Of course, as I shall say again and again during the committee stages of this bill, we are asking this parliament to let the sun shine in to give Australians full transparency about where their hard earned bucks are going. It was the Prime Minister who said, ‘I will open the curtains and let the sun shine in.’ It was the Independents who said, ‘This is a new paradigm. This is a new environment where there will be total transparency.’ Let them vote our way this time. Let them vote for transparency and accountability. This government are scurrying away from their tax summit commitment, which of course the Independents identified as one of the reasons they were going to back the Labor Party. They said that. That is one of the reasons they were backing the Labor Party: the Labor Party are going to have a tax summit by 30 June 2011.

You know what—in the first few weeks of 2011 the government announced two new taxes: a flood tax and now a carbon tax.
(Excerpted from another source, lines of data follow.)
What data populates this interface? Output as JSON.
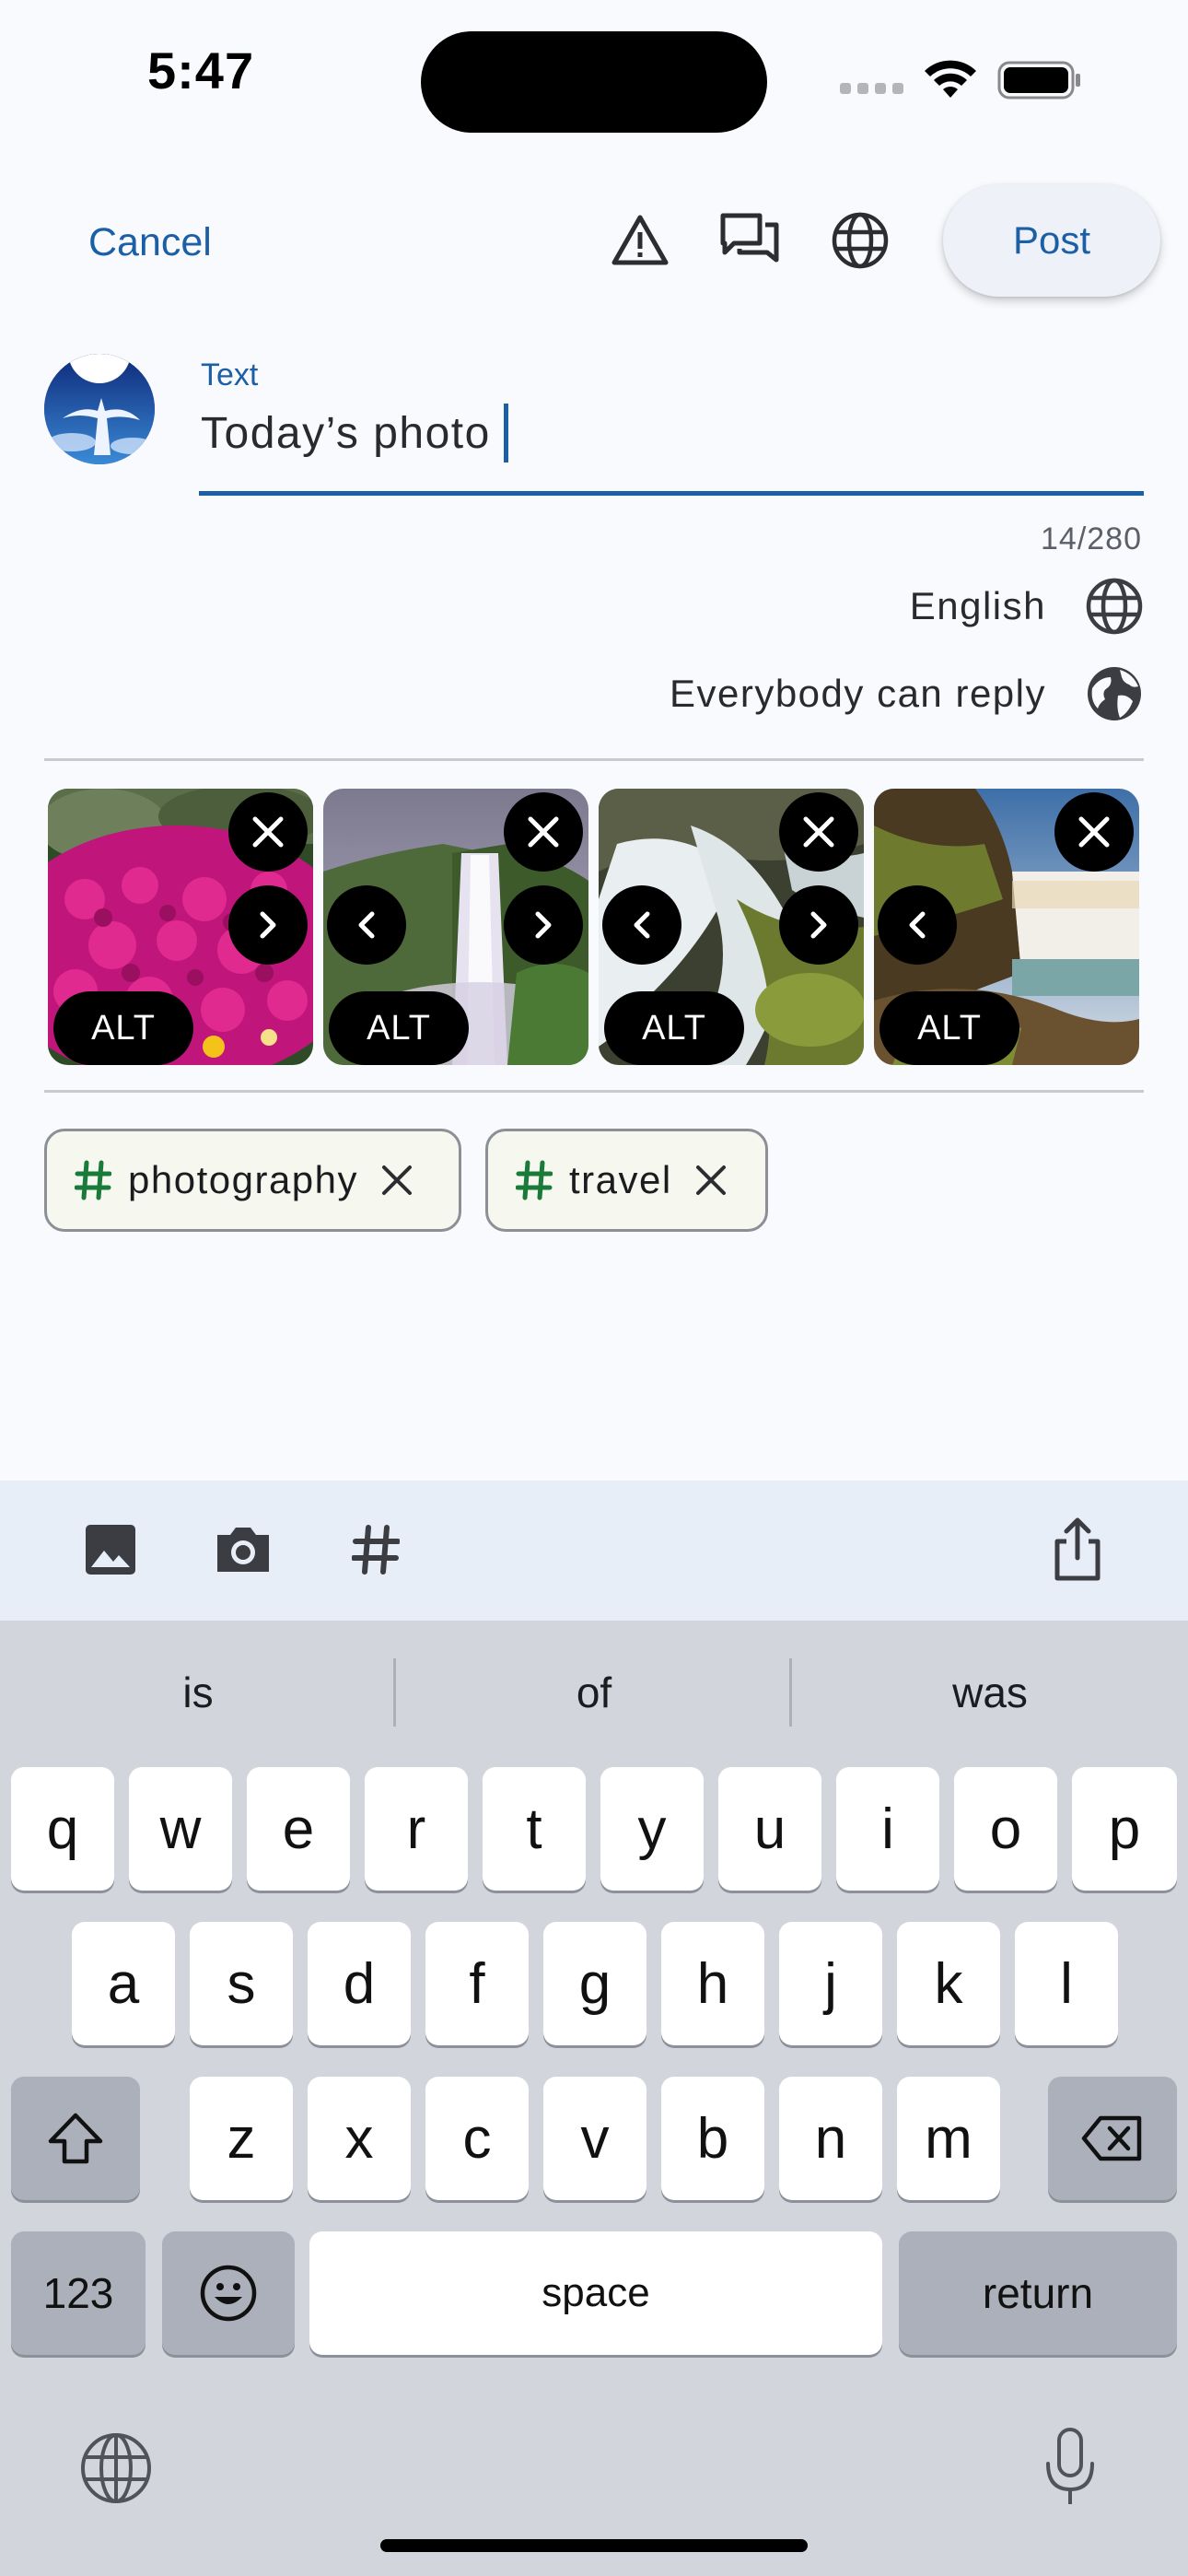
{
  "status": {
    "time": "5:47"
  },
  "toolbar_top": {
    "cancel_label": "Cancel",
    "post_label": "Post",
    "icons": [
      "warning-icon",
      "conversation-icon",
      "globe-icon"
    ]
  },
  "compose": {
    "field_label": "Text",
    "text_value": "Today’s photo",
    "counter": "14/280",
    "language": "English",
    "reply_setting": "Everybody can reply"
  },
  "media": {
    "alt_label": "ALT",
    "items": [
      {
        "name": "flowers-photo",
        "scene": "pink flowers"
      },
      {
        "name": "waterfall-photo-1",
        "scene": "waterfall in mist"
      },
      {
        "name": "waterfall-photo-2",
        "scene": "long exposure waterfall"
      },
      {
        "name": "waterfall-photo-3",
        "scene": "waterfall at sunset"
      }
    ]
  },
  "tags": [
    {
      "label": "photography"
    },
    {
      "label": "travel"
    }
  ],
  "composer_tools": [
    "image-icon",
    "camera-icon",
    "hashtag-icon",
    "share-icon"
  ],
  "keyboard": {
    "suggestions": [
      "is",
      "of",
      "was"
    ],
    "row1": [
      "q",
      "w",
      "e",
      "r",
      "t",
      "y",
      "u",
      "i",
      "o",
      "p"
    ],
    "row2": [
      "a",
      "s",
      "d",
      "f",
      "g",
      "h",
      "j",
      "k",
      "l"
    ],
    "row3": [
      "z",
      "x",
      "c",
      "v",
      "b",
      "n",
      "m"
    ],
    "numbers_label": "123",
    "space_label": "space",
    "return_label": "return"
  },
  "colors": {
    "accent": "#1c5fa5",
    "hashtag": "#1a7a3a",
    "background": "#f9fafd",
    "keyboard": "#d2d5dc"
  }
}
Let me say to you: the whole year is turning out to be a tax summit—not just one or two days in June but the whole year—but the problem is they are not abolishing any taxes and they are not reducing any taxes. All they are doing is announcing new taxes and higher taxes. So, from our perspective, we say, ‘Let the sun shine in. Open the doors of the parliament. Let the people see exactly how wasteful the Labor Party are in government.’ That is their form. As my leader said, the Labor Party have never seen a tax they did not like and have never seen a tax they did not want to hike. That is their form.

I see the member for Canberra watching intently. As a new member, I would say to her, ‘Run away. Run away. Do not be associated with this mob because, ultimately, even the good folk of Canberra—as the highest average net earning people in the country—will come to understand that sooner or later you cannot trust Labor with money and sooner or later you just cannot trust them with tax.